June 16, 2011 / 12:41 AM / 8 years ago

Greek PM to name new cabinet, public seethes

ATHENS (Reuters) - Greek Prime Minister George Papandreou will name a new cabinet Friday to muster support for painful economic reforms, despite public unrest and a split in his party that could push the country closer to default.

Tourists walk around the temple of the Parthenon at the archaeological site of the Acropolis hill in Athens June 16, 2011. REUTERS/Yiorgos Karahalis

He is likely to jettison Finance Minister George Papaconstantinou, author of a belt-tightening program that has fueled public anger, national strikes and a violent demonstration this week on the steps of parliament.

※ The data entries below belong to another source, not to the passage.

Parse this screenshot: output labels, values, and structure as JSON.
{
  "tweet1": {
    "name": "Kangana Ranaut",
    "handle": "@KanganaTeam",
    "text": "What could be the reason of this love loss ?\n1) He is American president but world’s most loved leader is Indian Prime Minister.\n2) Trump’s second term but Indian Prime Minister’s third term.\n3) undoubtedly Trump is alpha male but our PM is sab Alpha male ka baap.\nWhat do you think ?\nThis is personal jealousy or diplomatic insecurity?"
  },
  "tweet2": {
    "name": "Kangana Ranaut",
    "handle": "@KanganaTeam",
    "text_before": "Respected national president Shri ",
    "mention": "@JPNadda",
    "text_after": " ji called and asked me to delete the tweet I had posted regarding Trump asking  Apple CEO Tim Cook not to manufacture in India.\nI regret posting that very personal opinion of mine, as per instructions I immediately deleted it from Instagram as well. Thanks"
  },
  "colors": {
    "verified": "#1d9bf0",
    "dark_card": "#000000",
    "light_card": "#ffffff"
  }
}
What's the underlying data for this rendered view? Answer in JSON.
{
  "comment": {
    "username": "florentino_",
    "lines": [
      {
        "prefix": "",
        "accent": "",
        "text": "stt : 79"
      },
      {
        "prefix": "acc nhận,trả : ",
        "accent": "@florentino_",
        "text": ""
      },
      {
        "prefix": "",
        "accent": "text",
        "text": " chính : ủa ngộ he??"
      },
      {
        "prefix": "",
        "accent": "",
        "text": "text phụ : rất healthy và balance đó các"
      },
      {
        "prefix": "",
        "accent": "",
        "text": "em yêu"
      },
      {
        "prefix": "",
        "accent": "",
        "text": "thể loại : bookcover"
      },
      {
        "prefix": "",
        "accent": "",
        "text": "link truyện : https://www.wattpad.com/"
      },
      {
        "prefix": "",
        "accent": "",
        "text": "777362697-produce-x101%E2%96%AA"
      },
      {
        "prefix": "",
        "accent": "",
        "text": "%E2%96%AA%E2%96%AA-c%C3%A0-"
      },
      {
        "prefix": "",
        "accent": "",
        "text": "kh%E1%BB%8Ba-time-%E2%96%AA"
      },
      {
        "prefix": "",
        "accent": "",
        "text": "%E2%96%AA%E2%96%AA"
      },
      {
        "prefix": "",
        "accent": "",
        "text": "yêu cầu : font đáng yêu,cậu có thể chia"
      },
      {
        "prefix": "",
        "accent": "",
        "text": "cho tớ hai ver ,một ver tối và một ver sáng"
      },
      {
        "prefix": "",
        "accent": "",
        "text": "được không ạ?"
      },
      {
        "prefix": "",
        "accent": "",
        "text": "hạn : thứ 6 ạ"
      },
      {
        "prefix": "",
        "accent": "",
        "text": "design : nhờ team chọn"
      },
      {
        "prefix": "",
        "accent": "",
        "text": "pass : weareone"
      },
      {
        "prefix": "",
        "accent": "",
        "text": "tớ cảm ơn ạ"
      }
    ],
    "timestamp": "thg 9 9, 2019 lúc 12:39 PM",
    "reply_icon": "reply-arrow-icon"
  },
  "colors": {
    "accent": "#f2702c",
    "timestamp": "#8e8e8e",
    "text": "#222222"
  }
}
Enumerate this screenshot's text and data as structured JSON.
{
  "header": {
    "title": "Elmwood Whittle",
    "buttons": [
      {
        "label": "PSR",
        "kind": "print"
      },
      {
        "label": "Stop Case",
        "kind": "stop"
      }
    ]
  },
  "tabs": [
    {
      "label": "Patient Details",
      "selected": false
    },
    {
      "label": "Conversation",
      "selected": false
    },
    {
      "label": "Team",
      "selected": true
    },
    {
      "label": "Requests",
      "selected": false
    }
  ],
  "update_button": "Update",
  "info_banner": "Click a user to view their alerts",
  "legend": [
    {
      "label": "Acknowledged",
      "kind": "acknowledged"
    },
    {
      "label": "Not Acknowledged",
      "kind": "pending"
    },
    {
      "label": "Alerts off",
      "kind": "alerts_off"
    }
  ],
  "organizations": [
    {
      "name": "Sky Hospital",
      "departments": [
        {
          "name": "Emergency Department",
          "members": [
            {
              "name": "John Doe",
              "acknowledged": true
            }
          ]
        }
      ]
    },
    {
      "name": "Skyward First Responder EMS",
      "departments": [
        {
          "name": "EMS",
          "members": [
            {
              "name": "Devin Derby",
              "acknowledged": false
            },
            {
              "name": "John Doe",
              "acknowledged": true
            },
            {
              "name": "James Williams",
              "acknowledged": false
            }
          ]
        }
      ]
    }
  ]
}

He delayed announcement of the new team late Thursday in what looked like a signal he was struggling to find a suitable person for the key financial post.

The political upheaval has pounded markets and drawn criticism from other European Union states, where policymakers dithered over how best to keep funding Greece and forestall a “credit event” that could cause global economic havoc.

Three deputies have quit from Papandreou’s Socialist Party in as many days in protest at a five-year, 28 billion euro ($39.59 billion) austerity package that the European Union and International Monetary Fund have set as a condition for more aid.

Two of the three abandoned Papandreou Thursday following a failed bid to form a ruling coalition with the conservative opposition, but they will be replaced with party loyalists, leaving his thin parliamentary majority intact.

The protests against the measures, which include plans to raise 50 billion euros through privatizations, have combined with political infighting and euro zone indecision to severely spook international markets.


Analysts said even if the new government managed to win a confidence vote slated for Tuesday and passed the new reforms, chances they would be able to effectively rein in a 340 billion euro debt load were diminishing.

“If the political and social problems continue to deepen, then market pressures for a more immediate resolution to the crisis will build,” Capital Economics wrote in a note.

“And even if the pressures subside and some form of agreement can be reached next month, it seems very unlikely that this will amount to a decisive solution to Greece’s fundamental economic and fiscal problems.”

World stocks hit a three-month low Thursday, the euro fell into a one-month trough and safe haven German government bonds rose as concerns intensified that the lack of a deal on Greece’s debt might trigger serious global market turmoil.

The White House said it was monitoring the situation and that the Greek debt crisis was a headwind to the U.S. economy.

In a statement intended to soothe markets, the European Union’s top economic official, Olli Rehn, said he expected the EU and IMF to release a crucial 12 billion euro ($16.97 billion) loan tranche in early July to keep Athens afloat.

But in Athens’ central Syntagma square, protests dragged into their third week in front of parliament.

“I believe it would be a good thing to exit the EU/IMF memorandum and return to the drachma. One thing is certain, these measures are not getting us anywhere, said 26-year-old Nicos Chrysanthopoulos, who is unemployed.